Dāruvana-parīkṣā: Śaṅkara’s Test and the Linga’s Ritual-Theological Grounding
पाताले च गतं तश्च स्वर्गे चापि तथैव च । भूमौ सर्वत्र तद्यातं न कुत्रापि स्थिरं हि तत्
pātāle ca gataṃ taśca svarge cāpi tathaiva ca | bhūmau sarvatra tadyātaṃ na kutrāpi sthiraṃ hi tat
It goes even to the netherworlds of Pātāla, and likewise to heaven; on earth too it moves everywhere. Indeed, it is not steady anywhere at all.
Suta Goswami
Tattva Level: pati
Shiva Form: Liṅgodbhava
Sthala Purana: The Liṅga’s movement through Pātāla, Svarga, and Bhū-loka underscores Śiva’s transcendence of loka-bound categories and the futility of locating Him as a finite object; He is immanent everywhere yet not ‘fixed’ as a graspable entity.
Significance: Meditation on Śiva’s sarvavyāpitva (all-pervasion) and anirdeśyatva (inexpressibility) encourages relinquishing the demand to ‘pin down’ the Divine, turning the seeker toward inner surrender and right knowledge.

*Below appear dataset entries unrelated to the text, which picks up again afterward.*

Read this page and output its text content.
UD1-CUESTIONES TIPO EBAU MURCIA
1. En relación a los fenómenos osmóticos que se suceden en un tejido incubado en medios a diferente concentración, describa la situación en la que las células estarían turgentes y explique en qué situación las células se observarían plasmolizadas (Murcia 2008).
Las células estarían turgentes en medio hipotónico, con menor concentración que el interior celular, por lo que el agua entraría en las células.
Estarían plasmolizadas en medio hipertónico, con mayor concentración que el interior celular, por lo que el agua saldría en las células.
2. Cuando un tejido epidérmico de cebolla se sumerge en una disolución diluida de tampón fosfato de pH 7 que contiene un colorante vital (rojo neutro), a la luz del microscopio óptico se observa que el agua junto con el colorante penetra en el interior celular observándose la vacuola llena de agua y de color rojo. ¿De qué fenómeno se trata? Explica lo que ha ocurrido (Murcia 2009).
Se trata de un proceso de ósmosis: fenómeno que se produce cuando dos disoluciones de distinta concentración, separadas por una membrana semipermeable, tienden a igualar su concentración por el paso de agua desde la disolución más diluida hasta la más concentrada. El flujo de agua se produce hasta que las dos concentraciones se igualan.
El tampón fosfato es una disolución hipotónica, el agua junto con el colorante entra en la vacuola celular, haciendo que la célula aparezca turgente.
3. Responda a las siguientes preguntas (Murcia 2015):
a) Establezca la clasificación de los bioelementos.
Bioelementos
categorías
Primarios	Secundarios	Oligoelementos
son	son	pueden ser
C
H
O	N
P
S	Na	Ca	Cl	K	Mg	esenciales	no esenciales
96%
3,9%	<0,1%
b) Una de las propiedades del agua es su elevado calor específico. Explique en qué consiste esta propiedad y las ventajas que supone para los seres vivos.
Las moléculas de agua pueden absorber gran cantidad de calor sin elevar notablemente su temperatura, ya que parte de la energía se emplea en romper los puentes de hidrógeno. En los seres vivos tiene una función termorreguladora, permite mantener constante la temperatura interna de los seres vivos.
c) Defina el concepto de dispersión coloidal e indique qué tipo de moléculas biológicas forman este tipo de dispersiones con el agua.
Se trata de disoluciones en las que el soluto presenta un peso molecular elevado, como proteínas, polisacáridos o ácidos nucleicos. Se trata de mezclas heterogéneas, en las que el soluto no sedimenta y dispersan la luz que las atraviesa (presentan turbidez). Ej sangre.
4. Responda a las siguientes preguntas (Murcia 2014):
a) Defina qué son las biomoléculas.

Cosmic Event: Trans-lokic traversal (Pātāla–Svarga–Bhū) signaling the Lord’s freedom from spatial limitation and the concealment of His true measure from ordinary cognition.
The verse highlights the inherent restlessness of worldly-minded consciousness—seeking satisfaction in lower, higher, and earthly realms yet finding no true stability—pointing the seeker toward Shiva as the only steady refuge (Pati) beyond all changing states.
Since nothing in the three worlds provides lasting steadiness, the Linga—Shiva’s stable, all-pervading symbol—becomes the focal support for devotion and contemplation, turning the wandering mind toward the unshakable presence of Shiva.
A practical takeaway is steady japa of the Panchakshara mantra (Om Namaḥ Śivāya) with Linga-dhyana; this directly counters mental wandering and cultivates one-pointedness conducive to liberation.